American Hardcore, 1978-1990, celebrates the searing US suburban punk scene writ large by bands like Black Flag, Bad Brains and Dead Kennedys, and the accompanying aesthetic carved out by artists including Raymond Pettibon. Limited to only 300 copies worldwide, this 112-page publication showcases the 50 iconic hardcore sleeves exhibited in the show, and includes a fold out print and 7″ vinyl pressing of an interview with Black Flag. The exhibition takes place at The Vinyl Factory Chelsea from 11 April to 6 May 2013. Entry is free.
* 200 x 250mm publication with outer dust jacket
* Exclusive 7″ vinyl pressing of Black Flag interview from 1981
* Also includes a fold-out print showing the collection of 50 7” American Hardcore singles
* Features extended Q&A with author and UK punk collector Toby Mott and US punk collector and curator Bryan Ray Turcotte
* Hand-signed and numbered
* Limited to 300
* Published by The Vinyl Factory
* Printed by Ditto Press using a Risograph machine
The Vinyl Factory and The Mott Collection hosted the exhibition, ‘American Hardcore, 1978-1990.’ in 2013. The show brought together 50 American Hardcore records spanning the apex of the genre from the late 70s up to the 90s, and took place at The Vinyl Factory Chelsea from 11 April to 4 May 2013.
The collection showcased inside this limited edition book highlights the subtle shifts and changes, and finally the overall unification of what began as a disparate musical style that developed into a rigid set of fixed codes, sounds, and political beliefs. The book also comes with the exclusive Black Flag interview and a over-sized print of the full collection.
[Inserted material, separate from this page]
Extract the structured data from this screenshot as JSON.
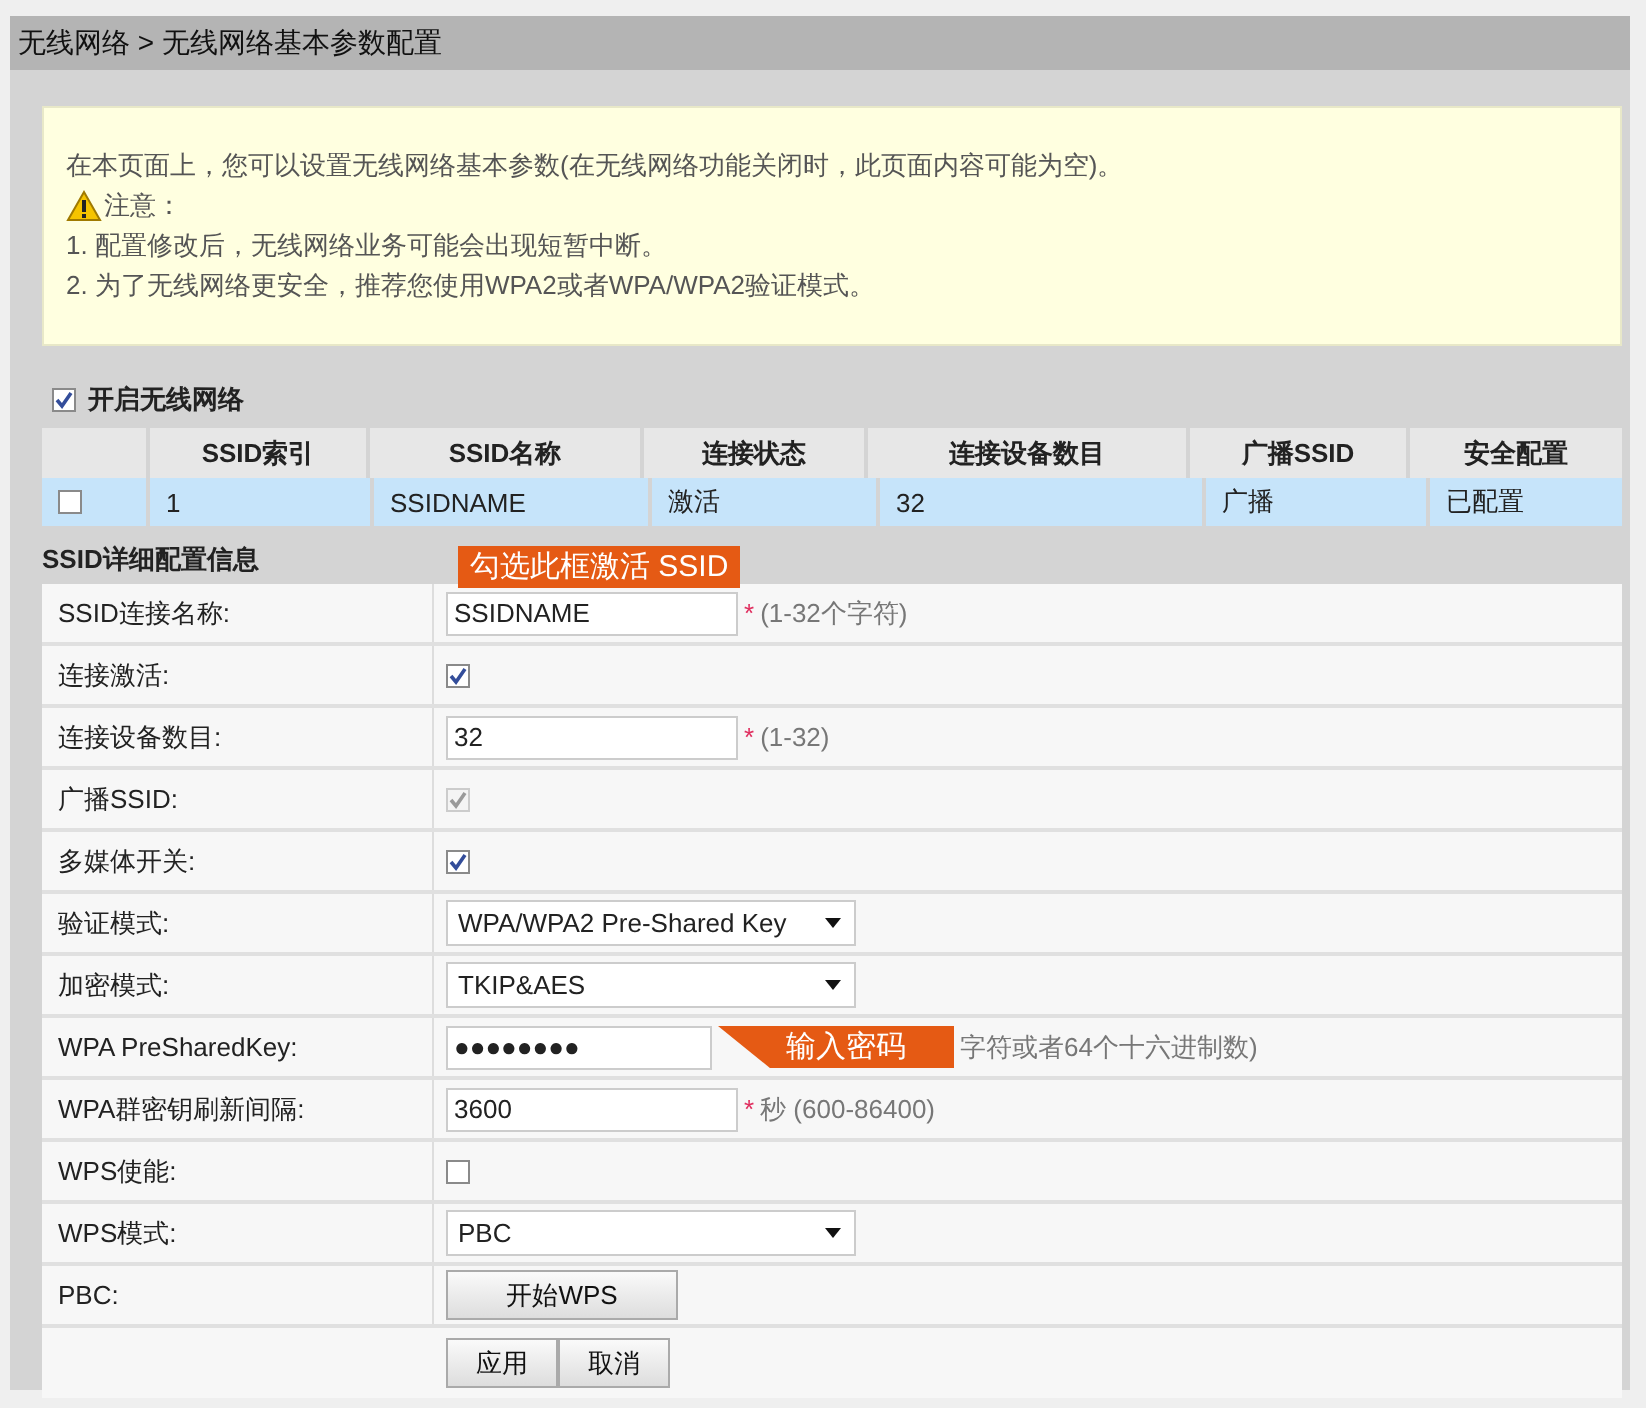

From the raw stripped down sounds of Black Flag to the spasmodic reggae influenced Bad Brains, Hardcore emerged as a puritanical suburban rely to the decadence of big city Punk Rock outfits such as the Ramones or the New York Dolls.Popping up in small West Coast communities like Hermosa Beach, Oxnard and San Pedro and simultaneously in East Coast cities such as Washington DC and Boston the Hardcore movement was obsessively local, yet at the same time extremely far reaching due to the punishing tour schedules bands would put themselves through.